The report also highlighted health problems tobacco farmers and bidi makers suffer through exposure to tobacco. The results found farmers and bidi makers who did not smoke or chew tobacco had tobacco present in their blood, saliva and urine.
Studies have also shown India’s 4.4m full-time bidi rollers – the majority of whom are rural women and children who roll bidis by hand at home and are paid low wages – were more likely to contract anaemia, asthma and TB than other non-smokers not involved in bidi production.
It is an industry that is growing. More than 800 billion bidis are sold in India each year compared with 100bn cigarettes sold annually. Easily available and comparatively cheap, the bidi is smoked predominantly by people on lower incomes. India also produces more than 85 per cent of the world’s bidis.
Dr Gupta attributed the growth in the industry to a lack of awareness about the health effects of smoking bidis and their cheap price.
“We need to apply the same kind of policy to control bidis as are used to control cigarette smoking in the world,” he said. “We need pictorial warnings on bidi packets. Taxation needs to be addressed. Bidis are so cheap. They are probably the cheapest tobacco product in the world. That must change to reduce consumption.
“When you see annual figures, it’s clear that it has been increasing. We don’t have hard data available from year-to-year but now around 900bn bidis are made. Ten years ago it was 500bn. Bidis affect everyone, starting from farm workers to rollers to smokers. And it is the poorest of the poor also. The problem is already very serious, very huge. If something is not done, it will keep increasing.”

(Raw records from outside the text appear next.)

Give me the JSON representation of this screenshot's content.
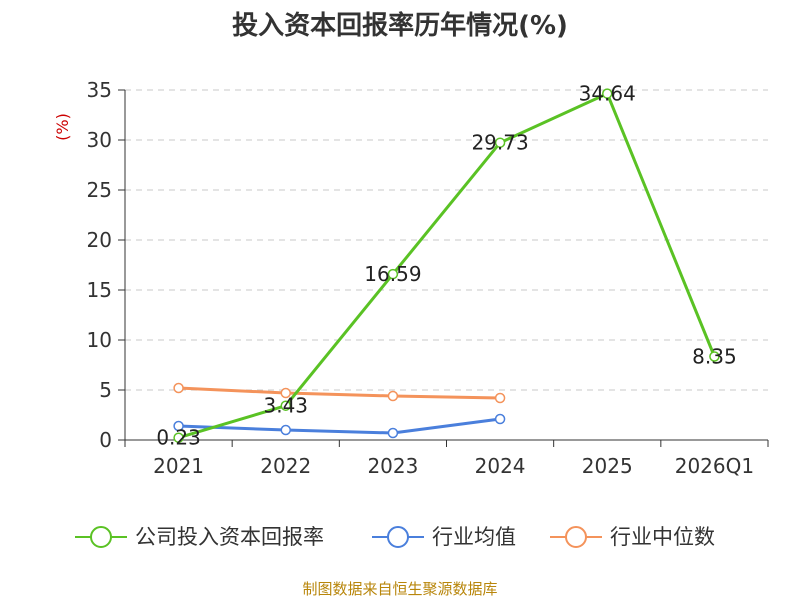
{
  "chart_data": {
    "type": "line",
    "title": "投入资本回报率历年情况(%)",
    "ylabel": "(%)",
    "categories": [
      "2021",
      "2022",
      "2023",
      "2024",
      "2025",
      "2026Q1"
    ],
    "ylim": [
      0,
      35
    ],
    "yticks": [
      0,
      5,
      10,
      15,
      20,
      25,
      30,
      35
    ],
    "grid": true,
    "legend_position": "bottom",
    "series": [
      {
        "name": "公司投入资本回报率",
        "color": "#5ac224",
        "values": [
          0.23,
          3.43,
          16.59,
          29.73,
          34.64,
          8.35
        ],
        "labels": [
          "0.23",
          "3.43",
          "16.59",
          "29.73",
          "34.64",
          "8.35"
        ]
      },
      {
        "name": "行业均值",
        "color": "#4a7fdc",
        "values": [
          1.4,
          1.0,
          0.7,
          2.1,
          null,
          null
        ]
      },
      {
        "name": "行业中位数",
        "color": "#f4935b",
        "values": [
          5.2,
          4.7,
          4.4,
          4.2,
          null,
          null
        ]
      }
    ]
  },
  "source": "制图数据来自恒生聚源数据库"
}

The report has been accepted by the federal ministry of health, which in its most recent figures for 2003, spent 350bn rupees treating cardiovascular diseases, cancer and chest diseases. Health professionals and ministry officials said the study would be used to guide existing and future policy.

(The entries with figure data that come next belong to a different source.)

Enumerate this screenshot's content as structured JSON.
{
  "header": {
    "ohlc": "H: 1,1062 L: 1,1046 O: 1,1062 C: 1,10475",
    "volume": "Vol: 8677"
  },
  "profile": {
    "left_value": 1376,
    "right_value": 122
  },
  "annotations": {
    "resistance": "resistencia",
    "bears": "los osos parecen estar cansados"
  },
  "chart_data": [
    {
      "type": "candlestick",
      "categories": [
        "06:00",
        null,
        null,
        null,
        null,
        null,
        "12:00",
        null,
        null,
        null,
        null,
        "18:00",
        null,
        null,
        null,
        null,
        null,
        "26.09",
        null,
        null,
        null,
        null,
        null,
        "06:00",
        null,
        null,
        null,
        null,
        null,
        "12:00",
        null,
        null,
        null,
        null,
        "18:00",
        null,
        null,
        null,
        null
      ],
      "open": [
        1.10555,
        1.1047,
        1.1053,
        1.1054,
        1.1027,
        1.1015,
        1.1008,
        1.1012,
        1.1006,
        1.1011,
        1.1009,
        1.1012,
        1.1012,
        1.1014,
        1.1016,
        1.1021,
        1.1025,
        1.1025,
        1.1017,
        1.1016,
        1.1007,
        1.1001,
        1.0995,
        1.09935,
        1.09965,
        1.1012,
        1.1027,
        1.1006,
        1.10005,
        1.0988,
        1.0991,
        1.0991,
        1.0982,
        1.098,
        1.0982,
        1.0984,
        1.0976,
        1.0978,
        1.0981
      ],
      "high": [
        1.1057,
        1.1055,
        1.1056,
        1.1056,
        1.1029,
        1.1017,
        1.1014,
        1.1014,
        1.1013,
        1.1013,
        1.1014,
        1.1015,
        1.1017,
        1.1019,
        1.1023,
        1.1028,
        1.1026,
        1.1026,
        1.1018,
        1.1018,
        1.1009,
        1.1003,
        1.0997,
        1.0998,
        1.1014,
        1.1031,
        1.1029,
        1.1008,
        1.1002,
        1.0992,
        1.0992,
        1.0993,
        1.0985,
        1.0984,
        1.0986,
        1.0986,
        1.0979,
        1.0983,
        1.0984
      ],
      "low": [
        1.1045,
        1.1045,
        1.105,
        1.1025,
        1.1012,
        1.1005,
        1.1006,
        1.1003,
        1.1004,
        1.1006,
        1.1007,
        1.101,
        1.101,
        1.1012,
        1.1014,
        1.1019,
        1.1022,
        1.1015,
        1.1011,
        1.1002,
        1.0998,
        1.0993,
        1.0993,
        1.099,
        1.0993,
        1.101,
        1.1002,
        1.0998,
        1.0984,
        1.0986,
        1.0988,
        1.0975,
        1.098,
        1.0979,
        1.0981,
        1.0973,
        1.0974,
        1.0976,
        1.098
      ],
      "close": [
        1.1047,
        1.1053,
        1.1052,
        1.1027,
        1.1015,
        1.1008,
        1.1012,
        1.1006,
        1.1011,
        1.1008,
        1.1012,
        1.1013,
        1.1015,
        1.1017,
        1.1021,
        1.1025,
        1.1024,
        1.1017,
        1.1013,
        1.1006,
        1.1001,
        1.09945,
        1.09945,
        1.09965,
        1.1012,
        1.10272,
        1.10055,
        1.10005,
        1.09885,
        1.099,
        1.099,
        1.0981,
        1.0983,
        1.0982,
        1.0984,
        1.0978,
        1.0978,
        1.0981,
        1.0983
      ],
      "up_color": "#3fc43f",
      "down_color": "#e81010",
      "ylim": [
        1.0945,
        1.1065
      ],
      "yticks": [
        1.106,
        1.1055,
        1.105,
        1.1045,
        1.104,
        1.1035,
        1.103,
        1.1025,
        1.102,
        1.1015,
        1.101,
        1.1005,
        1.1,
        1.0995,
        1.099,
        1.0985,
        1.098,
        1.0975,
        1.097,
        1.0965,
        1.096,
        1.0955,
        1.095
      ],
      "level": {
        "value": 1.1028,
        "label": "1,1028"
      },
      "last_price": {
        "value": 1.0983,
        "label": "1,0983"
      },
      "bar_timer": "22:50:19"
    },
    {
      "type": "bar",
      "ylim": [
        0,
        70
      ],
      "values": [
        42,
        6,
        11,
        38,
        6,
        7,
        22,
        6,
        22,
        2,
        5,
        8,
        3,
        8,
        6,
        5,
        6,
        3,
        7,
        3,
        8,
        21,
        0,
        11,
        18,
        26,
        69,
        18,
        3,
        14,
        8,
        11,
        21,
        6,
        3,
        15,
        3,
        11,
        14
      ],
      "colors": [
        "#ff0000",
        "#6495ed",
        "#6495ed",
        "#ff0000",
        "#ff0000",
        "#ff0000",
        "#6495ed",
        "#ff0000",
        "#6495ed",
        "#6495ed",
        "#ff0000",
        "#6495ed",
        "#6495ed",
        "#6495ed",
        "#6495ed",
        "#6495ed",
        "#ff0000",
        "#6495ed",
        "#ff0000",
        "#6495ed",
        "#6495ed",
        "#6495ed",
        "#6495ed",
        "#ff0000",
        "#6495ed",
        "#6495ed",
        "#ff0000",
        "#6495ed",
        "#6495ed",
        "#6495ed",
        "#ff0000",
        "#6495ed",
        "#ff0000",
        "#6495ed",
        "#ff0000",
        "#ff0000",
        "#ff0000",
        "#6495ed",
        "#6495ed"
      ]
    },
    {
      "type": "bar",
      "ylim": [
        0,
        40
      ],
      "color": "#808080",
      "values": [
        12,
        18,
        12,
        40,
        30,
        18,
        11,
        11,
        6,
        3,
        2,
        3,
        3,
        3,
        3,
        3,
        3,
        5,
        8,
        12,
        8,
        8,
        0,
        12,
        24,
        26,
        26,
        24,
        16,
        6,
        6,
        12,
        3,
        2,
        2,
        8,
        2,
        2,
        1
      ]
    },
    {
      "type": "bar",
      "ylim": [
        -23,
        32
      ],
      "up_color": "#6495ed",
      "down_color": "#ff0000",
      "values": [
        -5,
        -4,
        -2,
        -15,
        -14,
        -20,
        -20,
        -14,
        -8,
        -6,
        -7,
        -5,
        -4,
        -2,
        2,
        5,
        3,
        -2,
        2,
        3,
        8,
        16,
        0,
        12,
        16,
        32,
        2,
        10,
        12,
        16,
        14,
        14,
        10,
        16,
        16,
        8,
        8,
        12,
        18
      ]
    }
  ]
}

The federal government has introduced legislation to monitor the bidi industry, protect bidi workers and guarantee them minimum wages and access to health care and education. But the majority of the bidi-making sector is “unorganised” and fragmented, which has made implementation of laws difficult. The sector is not regulated. People employed in it have no job security and do not pay taxes.
India has about 300 large bidi producers and thousands of small-scale manufacturers and contractors, according to the International Labour Organization. Many of these manufacturers do not register their employees, enabling them to avoid paying a health care tax on bidis, revenue from which is used to provide those registered as employed in the bidi industry with health care. The unorganised nature of the bidi industry has also made regulating the industry and collecting excise duty from bidi manufacturers difficult.
The bidi industry has also managed to stall implementation of the national tobacco-control law, the Cigarettes and Other Tobacco Products Act of 2003. The law would ban all tobacco advertising and make it compulsory for all tobacco products to carry pictorial health warnings.
Bhavani Thyagarajan, a consultant for the federal ministry of health, said the 2003 law would be implemented within “months” and added the federal government has started pilot schemes to find alternative crops tobacco farmers could grow. The programmes would be expanded across the country, she said.
“The bidi industry is mostly the unorganised sector and it is a little difficult to regulate, for example for excise duty increase. To that extent, yes it is hard. From the health ministry’s point of view, I don’t think we are neglecting this. For the packaging and labelling, it is a difficult issue for the government of India … The bidi industry can exert pressure to the government, the health ministry does its best. We’ve brought in the act. I’m confident it will change but these things take time.”
No one from the All-India Bidi Manufacturers’ Association was available for comment.